City Vision(Its daylight robbery, 17 March 2016) reported on the frustrations of caretaker Zongezile Sodinga and that of the SGB, regarding theft, the use of drugs and vandalism by former learners or people known to them, which acts are committed in broad-daylight, leaving to staff and learner apprehension regarding their safety.

The school has been stripped of its perimeter fence and burglar gates after the thugs allegedly made off with them during lessons.

Last Thursday the marchers, who included the hapless learners in their midst, marched to the Gugulethu police station to state their grievances.

They were carrying placards, some of which read: “#Icingo lesikolo liphelile”, a reference to the fence, and “#respect our school!! hloniphani isikolo sethu: No bail!. Chairman of the School Governing Body, Thembela Mhlana, said that they needed to let the community know that it is wrong to buy stolen goods.

“Buying stolen goods is wrong, it is even worse when it is items stolen from a school. They are basically stealing from our young children,” said Mhlana.

“The police and the school cant fight this battle alone we need the community to come together and assist us,” she said.

Education Department spokesperson Jessica Shelver, replying to queries sent to her, said that emergency security has been provided for the school until the fence is put up.

“An official from infrastructure visited the school on 14/03/2016 and assessed the damage on fence and promised that a new fence will be put up by June 2016.

The department’s budget is under severe pressure.
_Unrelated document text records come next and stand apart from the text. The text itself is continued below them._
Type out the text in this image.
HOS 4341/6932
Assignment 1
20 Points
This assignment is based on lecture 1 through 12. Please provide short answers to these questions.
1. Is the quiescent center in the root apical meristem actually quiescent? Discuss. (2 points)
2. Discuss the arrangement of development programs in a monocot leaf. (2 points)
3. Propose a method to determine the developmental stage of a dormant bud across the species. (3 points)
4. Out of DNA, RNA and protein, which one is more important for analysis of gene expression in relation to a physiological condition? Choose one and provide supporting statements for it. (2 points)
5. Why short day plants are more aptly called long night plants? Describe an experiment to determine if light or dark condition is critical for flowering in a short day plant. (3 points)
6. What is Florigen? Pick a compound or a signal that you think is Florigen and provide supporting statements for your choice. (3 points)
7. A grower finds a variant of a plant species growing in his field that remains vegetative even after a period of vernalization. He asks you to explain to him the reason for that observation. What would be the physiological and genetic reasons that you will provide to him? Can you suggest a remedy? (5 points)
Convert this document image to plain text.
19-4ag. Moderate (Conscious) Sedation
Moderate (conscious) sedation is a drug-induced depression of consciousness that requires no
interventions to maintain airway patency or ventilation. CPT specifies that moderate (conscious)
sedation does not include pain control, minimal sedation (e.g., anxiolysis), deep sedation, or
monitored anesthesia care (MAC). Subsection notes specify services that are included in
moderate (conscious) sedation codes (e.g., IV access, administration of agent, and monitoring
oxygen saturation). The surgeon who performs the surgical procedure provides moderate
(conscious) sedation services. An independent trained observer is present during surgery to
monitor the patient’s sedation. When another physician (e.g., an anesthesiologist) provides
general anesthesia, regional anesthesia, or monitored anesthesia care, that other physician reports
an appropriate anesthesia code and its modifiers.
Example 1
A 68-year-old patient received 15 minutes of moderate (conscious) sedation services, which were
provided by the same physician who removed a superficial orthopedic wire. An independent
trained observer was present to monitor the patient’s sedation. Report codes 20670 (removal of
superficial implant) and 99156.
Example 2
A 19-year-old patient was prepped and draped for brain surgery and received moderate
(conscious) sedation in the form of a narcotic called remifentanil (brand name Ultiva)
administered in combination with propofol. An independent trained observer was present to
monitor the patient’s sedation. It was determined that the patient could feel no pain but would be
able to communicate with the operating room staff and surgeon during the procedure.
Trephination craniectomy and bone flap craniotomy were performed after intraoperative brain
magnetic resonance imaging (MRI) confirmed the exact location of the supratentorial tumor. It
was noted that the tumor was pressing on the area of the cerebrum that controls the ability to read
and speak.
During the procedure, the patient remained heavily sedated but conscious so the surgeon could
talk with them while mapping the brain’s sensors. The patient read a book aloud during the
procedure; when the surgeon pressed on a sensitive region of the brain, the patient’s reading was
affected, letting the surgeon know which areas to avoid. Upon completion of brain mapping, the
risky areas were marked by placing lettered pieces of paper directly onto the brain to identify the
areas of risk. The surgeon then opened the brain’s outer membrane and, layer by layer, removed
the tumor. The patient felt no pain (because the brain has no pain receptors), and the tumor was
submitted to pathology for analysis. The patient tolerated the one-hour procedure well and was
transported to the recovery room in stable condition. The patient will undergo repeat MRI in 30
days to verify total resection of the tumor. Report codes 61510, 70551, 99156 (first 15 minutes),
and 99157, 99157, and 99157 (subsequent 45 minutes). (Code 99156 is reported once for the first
We cannot keep replacing fences that get stolen or broken.

She said it was impossible to steal a fence in broad-daylight without anyone noticing, and called on communities to help schools by reporting thieves who break and steal school fences.

Shelver said the co-operation of the community is essential in order to combat vandalism and to create a safe school environment that promotes teaching and learning.

“We urge community members to be extra vigilant throughout the year and to immediately report any suspicious behaviour or activities that occur within the vicinity of their schools to the local authorities and or the school.”